May the childbirth go smoothly. Congratulations.


----------



## Treehugnhuntr (Sep 7, 2007)

El Matador said:


> Henry's Lake had about 50' of open water around the edges as of Saturday. If you're fishin the Henry's Fork avoid the muddy section upstream from Ashton Res to Warm River.


Did you go with Jared or just talk to him or neither? I would imagine it's muddy at lower mesa as well.

Thanks for the info Cody.


----------



## Steveb (Sep 11, 2007)

Also to Strawberry to try the new pontoon. It will probably be packed up there!


----------



## blackdog (Sep 11, 2007)

Treehugnhuntr said:


> I talked to my buddy in IP and he said today, Henry's is still frozen. IP reservoir is at ice off right now, the water in front of our cabin is open, but once you get to Bill's it's pretty much solid, 18" is what I've been told.
> 
> Hope to see you up there. Where are you staying?
> 
> T


 We'll / I will be camping out. Probably by the Henrys lake outlet Fri. night and closer to Island park dam the other nights. Started out with 2 groups of us with 2 boats going and now it's down to me and one other person who is still telling me maybe. It 'll probably end up being just me. If you see someone solo in a green Clackacraft with a black lab riding shotgun floating down the river, Say hi. It 'll probably be me.


----------



## Treehugnhuntr (Sep 7, 2007)

I'll look for you. If you get bored, we'll probably be at Lakeside every night. You're more than welcome to join. I think we're leaving the boat home this trip, so look for us wading!


----------



## Bears Butt (Sep 12, 2007)

Going to the Old Ephraim Mountain Men's, Cache Valley Rendezvous and try not to get wet.
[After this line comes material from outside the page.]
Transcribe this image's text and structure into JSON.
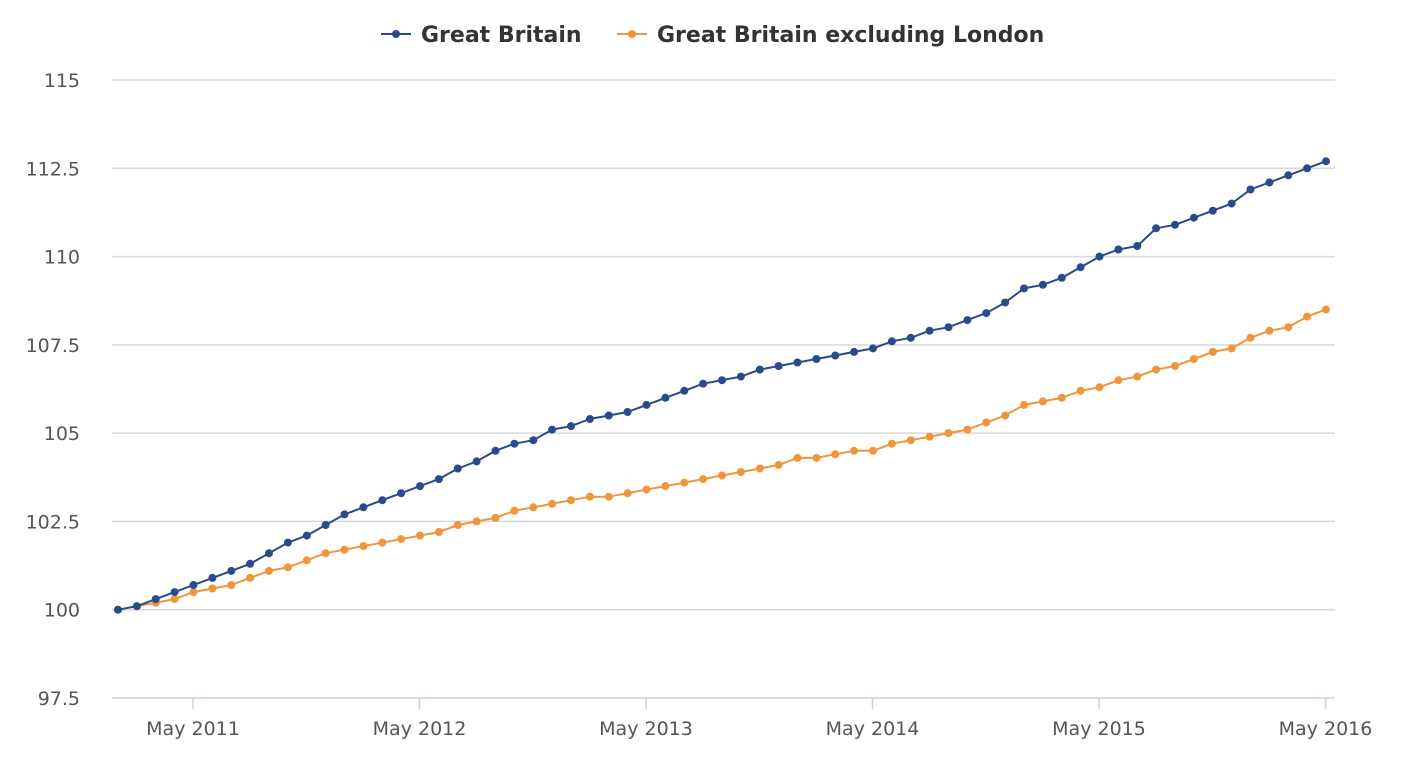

For those of you unfamiliar with it, proceed up Blacksmith Fork Canyon and take the Left Hand Fork turn off. The camp is about a mile up the road. Lots of traders, good food and lots of dudes and dudetts dressed like mountain men and women. Shooting, throwing hawks and knives, a "situation shoot" that is a hoot. BS'n around the council fire etc. A good time every year and this won't be any different.


----------



## El Matador (Dec 21, 2007)

Treehugnhuntr said:


> El Matador said:
> 
> 
> > Henry's Lake had about 50' of open water around the edges as of Saturday. If you're fishin the Henry's Fork avoid the muddy section upstream from Ashton Res to Warm River.
> ...


I went up and camped with Jared for a while, but had some friends also staying in Ashton. So I spent a couple days there too. The only section of the H Fork I saw was right at Ashton and it was muddy, but most of the water in the river is from a spring. My impression from talking to people is that Warm river is the first main tributary that is fed by runoff so if you go upstream from that it should be fairly clear. The same was true of the Madison upstream from the west fork but that's clear because its a tailwater. As far as Henry's lake, I have lost interest in fishing it early. Just haven't done as well there the last few trips, so I'm going in mid June this year.


----------